You are not likely to get an email from a celebrity. They don't send emails to anyone. If the email says it is from a celebrity, be very suspicious of it. If the celebrity asks for information from you, don't give it to them because a celebrity would never ask for sensitive information. Their management company might send emails about upcoming events, but they would never ask for sensitive information.

How to protect your email from phishing

First you need to know how scammers get your email address. They literally scrape them from the web. If you have replied to a forum, they will take your email address from the forum. They will look for email addresses on blogs and they have programs that can search for emails and collect the data and share it with the scammer. In other words, scammers can find email addresses using programs with ease.

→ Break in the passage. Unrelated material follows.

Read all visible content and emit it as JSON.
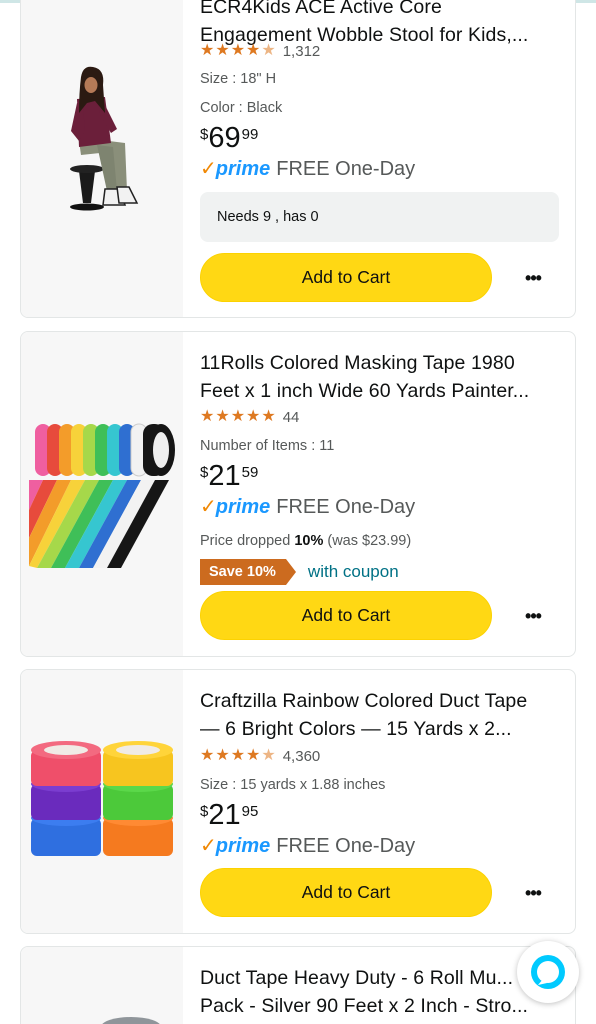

One way scammers use emails to get what they want is to create a fake sweepstakes page. Everyone wants to win a sweepstakes, but when they give their sensitive information like a credit card or bank details, the scammer will take money from them and since the sweepstakes is fake, no one will win the sweepstakes. Instead, the scammer takes all the money.

Email phishing scams

One way to prevent phishing scams is to find an antivirus program that removes them. Many antivirus programs can't do this, so you may have to pay for an antivirus program that can remove phishing scams from your email address. It will be money well spent because you may fall for a phishing scam and pay dearly for it. There are many legitimate phishing scam antivirus solutions. Some of them include:

  • SpamAssassin is a good one for Windows based computers
  • SpamSieve is a good antivirus for Mac computers

Whatever you do, don't click on a link in an email you suspect is a phishing scam. The link could be to what appears to be a legitimate site, but the website won't be legitimate. It might entice you to buy something and if you use your credit card, you won't get what is offered. Instead, the scammer will keep the money and move on to other targets.

Be aware of phishing scams and you won't have to be fooled by them. Check the email address and don't share sensitive information with them. As mentioned above, no legitimate email would never ask for your sensitive credit card or bank details.